Mon impatience d’entendre la fin de l’histoire de la fille sauvage me poussa à interrompre la contemplation des gibbons par le naturaliste.

—  L’ont-ils persuadée de monter à bord du Soerakarta ? Demandai-je.

—  Oui, ils ont réussi, répondit Kromhout.

« Il fallut cinq jours pour faire comprendre à cette fille que personne ne voulait lui faire de mal.

« Ils ont rempli la plage de toutes sortes de choses pour lui faire plaisir. J’en avais un peu marre. Le troisième jour, j’ai dit qu’il valait peut-être mieux la laisser là, car elle semblait heureuse, et ce jeune imbécile d’Hugo Sonsbeeck essaya de me frapper. Il ne dormit pas pendant ces cinq jours. Il resta sur le pont toute la nuit avec une lampe, à faire des signaux vers la côte. Ses agissements me rendaient malade.

« Quand on fit monter cette fille à bord, on était tous fatigués. Van Shoorn préparait un tirage pour savoir où on allait, et le barman sortit un morceau de papier avec Batavia dessus… Je vais vous dire une chose : chaque morceau de papier dans le chapeau de Van Shoorn avait Batavia dessus ! Oui, celui de Van Shoorn aussi.

—  Et la fille ? Demandai-je. A-t-elle épousé ce jeune Hugo Sonsbeeck ?

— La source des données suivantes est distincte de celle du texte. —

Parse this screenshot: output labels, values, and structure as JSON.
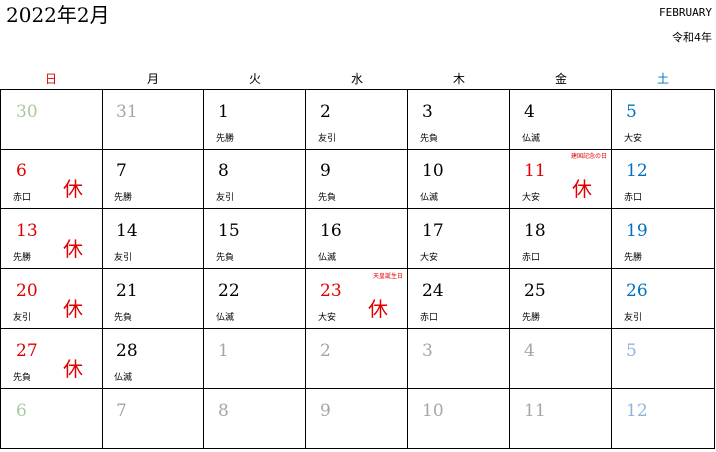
{
  "header": {
    "title": "2022年2月",
    "month_en": "FEBRUARY",
    "era": "令和4年"
  },
  "weekdays": [
    "日",
    "月",
    "火",
    "水",
    "木",
    "金",
    "土"
  ],
  "colors": {
    "sunday_holiday": "#e00000",
    "saturday": "#0070c0",
    "other_month": "#a6a6a6"
  },
  "weeks": [
    [
      {
        "day": "30",
        "rokuyo": "",
        "style": "greygreen",
        "kyu": "",
        "holiday": ""
      },
      {
        "day": "31",
        "rokuyo": "",
        "style": "grey",
        "kyu": "",
        "holiday": ""
      },
      {
        "day": "1",
        "rokuyo": "先勝",
        "style": "black",
        "kyu": "",
        "holiday": ""
      },
      {
        "day": "2",
        "rokuyo": "友引",
        "style": "black",
        "kyu": "",
        "holiday": ""
      },
      {
        "day": "3",
        "rokuyo": "先負",
        "style": "black",
        "kyu": "",
        "holiday": ""
      },
      {
        "day": "4",
        "rokuyo": "仏滅",
        "style": "black",
        "kyu": "",
        "holiday": ""
      },
      {
        "day": "5",
        "rokuyo": "大安",
        "style": "blue",
        "kyu": "",
        "holiday": ""
      }
    ],
    [
      {
        "day": "6",
        "rokuyo": "赤口",
        "style": "red",
        "kyu": "休",
        "holiday": ""
      },
      {
        "day": "7",
        "rokuyo": "先勝",
        "style": "black",
        "kyu": "",
        "holiday": ""
      },
      {
        "day": "8",
        "rokuyo": "友引",
        "style": "black",
        "kyu": "",
        "holiday": ""
      },
      {
        "day": "9",
        "rokuyo": "先負",
        "style": "black",
        "kyu": "",
        "holiday": ""
      },
      {
        "day": "10",
        "rokuyo": "仏滅",
        "style": "black",
        "kyu": "",
        "holiday": ""
      },
      {
        "day": "11",
        "rokuyo": "大安",
        "style": "red",
        "kyu": "休",
        "holiday": "建国記念の日"
      },
      {
        "day": "12",
        "rokuyo": "赤口",
        "style": "blue",
        "kyu": "",
        "holiday": ""
      }
    ],
    [
      {
        "day": "13",
        "rokuyo": "先勝",
        "style": "red",
        "kyu": "休",
        "holiday": ""
      },
      {
        "day": "14",
        "rokuyo": "友引",
        "style": "black",
        "kyu": "",
        "holiday": ""
      },
      {
        "day": "15",
        "rokuyo": "先負",
        "style": "black",
        "kyu": "",
        "holiday": ""
      },
      {
        "day": "16",
        "rokuyo": "仏滅",
        "style": "black",
        "kyu": "",
        "holiday": ""
      },
      {
        "day": "17",
        "rokuyo": "大安",
        "style": "black",
        "kyu": "",
        "holiday": ""
      },
      {
        "day": "18",
        "rokuyo": "赤口",
        "style": "black",
        "kyu": "",
        "holiday": ""
      },
      {
        "day": "19",
        "rokuyo": "先勝",
        "style": "blue",
        "kyu": "",
        "holiday": ""
      }
    ],
    [
      {
        "day": "20",
        "rokuyo": "友引",
        "style": "red",
        "kyu": "休",
        "holiday": ""
      },
      {
        "day": "21",
        "rokuyo": "先負",
        "style": "black",
        "kyu": "",
        "holiday": ""
      },
      {
        "day": "22",
        "rokuyo": "仏滅",
        "style": "black",
        "kyu": "",
        "holiday": ""
      },
      {
        "day": "23",
        "rokuyo": "大安",
        "style": "red",
        "kyu": "休",
        "holiday": "天皇誕生日"
      },
      {
        "day": "24",
        "rokuyo": "赤口",
        "style": "black",
        "kyu": "",
        "holiday": ""
      },
      {
        "day": "25",
        "rokuyo": "先勝",
        "style": "black",
        "kyu": "",
        "holiday": ""
      },
      {
        "day": "26",
        "rokuyo": "友引",
        "style": "blue",
        "kyu": "",
        "holiday": ""
      }
    ],
    [
      {
        "day": "27",
        "rokuyo": "先負",
        "style": "red",
        "kyu": "休",
        "holiday": ""
      },
      {
        "day": "28",
        "rokuyo": "仏滅",
        "style": "black",
        "kyu": "",
        "holiday": ""
      },
      {
        "day": "1",
        "rokuyo": "",
        "style": "grey",
        "kyu": "",
        "holiday": ""
      },
      {
        "day": "2",
        "rokuyo": "",
        "style": "grey",
        "kyu": "",
        "holiday": ""
      },
      {
        "day": "3",
        "rokuyo": "",
        "style": "grey",
        "kyu": "",
        "holiday": ""
      },
      {
        "day": "4",
        "rokuyo": "",
        "style": "grey",
        "kyu": "",
        "holiday": ""
      },
      {
        "day": "5",
        "rokuyo": "",
        "style": "greyblue",
        "kyu": "",
        "holiday": ""
      }
    ],
    [
      {
        "day": "6",
        "rokuyo": "",
        "style": "greygreen",
        "kyu": "",
        "holiday": ""
      },
      {
        "day": "7",
        "rokuyo": "",
        "style": "grey",
        "kyu": "",
        "holiday": ""
      },
      {
        "day": "8",
        "rokuyo": "",
        "style": "grey",
        "kyu": "",
        "holiday": ""
      },
      {
        "day": "9",
        "rokuyo": "",
        "style": "grey",
        "kyu": "",
        "holiday": ""
      },
      {
        "day": "10",
        "rokuyo": "",
        "style": "grey",
        "kyu": "",
        "holiday": ""
      },
      {
        "day": "11",
        "rokuyo": "",
        "style": "grey",
        "kyu": "",
        "holiday": ""
      },
      {
        "day": "12",
        "rokuyo": "",
        "style": "greyblue",
        "kyu": "",
        "holiday": ""
      }
    ]
  ]
}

—  Non ! s’exclama Kromhout. Elle a épousé le vieux Van Shoorn. Le spécialiste qui avait dit qu’il mourrait avant six mois était un imbécile. C’était il y a dix-sept ans, et il est toujours en vie. Cette fille vit avec lui dans sa grande propriété de Soerakarta. Elle est très douée avec les animaux. Elle peut imiter les cris de tous les oiseaux et singes malais. Un jour, alors que j’étais devant l’hôtel Sleir à Soerakarta, elle a sifflé comme un cobra dans mon oreille. J’ai sauté si vite que je me suis foulé la cheville en retombant. J’étais furieux contre elle, mais elle s’est contentée de rire de moi.

Jan Kromhout leva son verre et regarda le vieux gibbon sur la branche. Mais le gibbon ne répondit pas. Il dormait, sa belle jeune épouse blottie dans ses longs bras.